Birmingham Hippodrome, Wednesday 21st December, 2016
The Hippodrome’s pantomime is invariably the biggest and boldest and this year marks the triumphant return of John Barrowman to the theatre after an absence of eight years. And it was certainly worth the wait. Barrowman is the consummate entertainer, singing, dancing, joking, working the crowd, all with his trademark boundless energy and enthusiasm. Star quality is written all over him – and with such a big star, the production values rise to meet him. From start to finish, the extravagant staging, with many a Wow moment, impresses your socks off, including the now-obligatory 3D sequence.
It begins with EastEnders’ Steve McFadden as King Rat – we quickly learn even he is not the biggest rat in London. McFadden clearly enjoys himself playing the villain and he handles King Rat’s doggerel verse with aplomb. He also shows himself to be a good sport, as straight man to Idle Jack’s mockery. Idle Jack is played by Hippodrome panto favourite Matt Slack (he’s already booked to play Buttons next year!) and the warm welcome he receives when he first appears almost takes the roof off. Slack is a talented clown and mimic, relentlessly funny and highly skilled.

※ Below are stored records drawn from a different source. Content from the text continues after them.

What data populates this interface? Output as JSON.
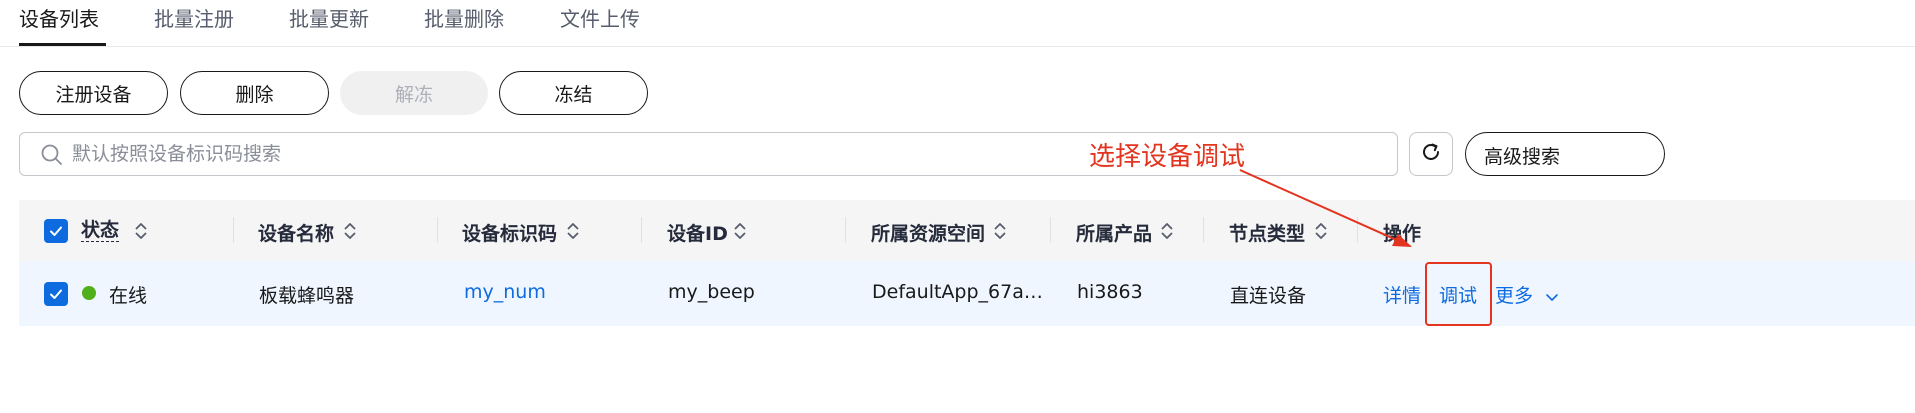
{
  "tabs": [
    {
      "label": "设备列表",
      "active": true
    },
    {
      "label": "批量注册"
    },
    {
      "label": "批量更新"
    },
    {
      "label": "批量删除"
    },
    {
      "label": "文件上传"
    }
  ],
  "toolbar": {
    "register": "注册设备",
    "delete": "删除",
    "unfreeze": "解冻",
    "freeze": "冻结"
  },
  "search": {
    "placeholder": "默认按照设备标识码搜索",
    "value": "",
    "advanced_label": "高级搜索"
  },
  "icons": {
    "search": "search-icon",
    "refresh": "refresh-icon",
    "sort": "sort-icon",
    "check": "check-icon",
    "chevron": "chevron-down-icon"
  },
  "table": {
    "columns": [
      "状态",
      "设备名称",
      "设备标识码",
      "设备ID",
      "所属资源空间",
      "所属产品",
      "节点类型",
      "操作"
    ],
    "rows": [
      {
        "checked": true,
        "status": "在线",
        "status_color": "#50b01b",
        "name": "板载蜂鸣器",
        "identifier": "my_num",
        "device_id": "my_beep",
        "resource_space": "DefaultApp_67a…",
        "product": "hi3863",
        "node_type": "直连设备",
        "actions": {
          "details": "详情",
          "debug": "调试",
          "more": "更多"
        }
      }
    ]
  },
  "annotation": {
    "text": "选择设备调试",
    "color": "#e3341f"
  },
  "colors": {
    "accent": "#0d6bdf",
    "online": "#50b01b",
    "annotation": "#e3341f"
  }
}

Andrew Ryan returns to play the dame, Sarah the Cook, delivering the goods – I feel he could be given more – a slapstick or ‘slosh’ scene, which is the only sixpence missing from this Christmas pudding.
Much laughter is to be had because of veteran double-act the Krankies, whose humour and routines slot right into the panto format. The act still works and their adlibs are sharp and hilarious. It’s only disturbing if you think about it…
Jodie Prenger makes a sprightly Fairy Bow Bells – her voice blending sweetly with Barrowman’s for a duet. Danielle Hope is a charming Alice and Kage Douglas’s good-looking Sultan is a pleasant surprise. Taofique Folarin’s Brummie Cat is also a treat – again, I would like to see him being given more to do.
The cast is supported by a tireless company of dancers (choreographed by Alan Harding) and a hard-working band under the baton of Robert Willis. Ben Cracknell’s lighting enhances the special effects (courtesy of The Twins FX) while remaining in keeping with traditional panto conventions.
There’s more of an adult tinge to the humour than other shows in the region, making this a panto that caters to all tastes. All in all, this Dick is a breath-taking spectacle to make you laugh-out-loud and ooh and aah. Once again, the Hippodrome pulls out all the stops and provides a highlight of the season.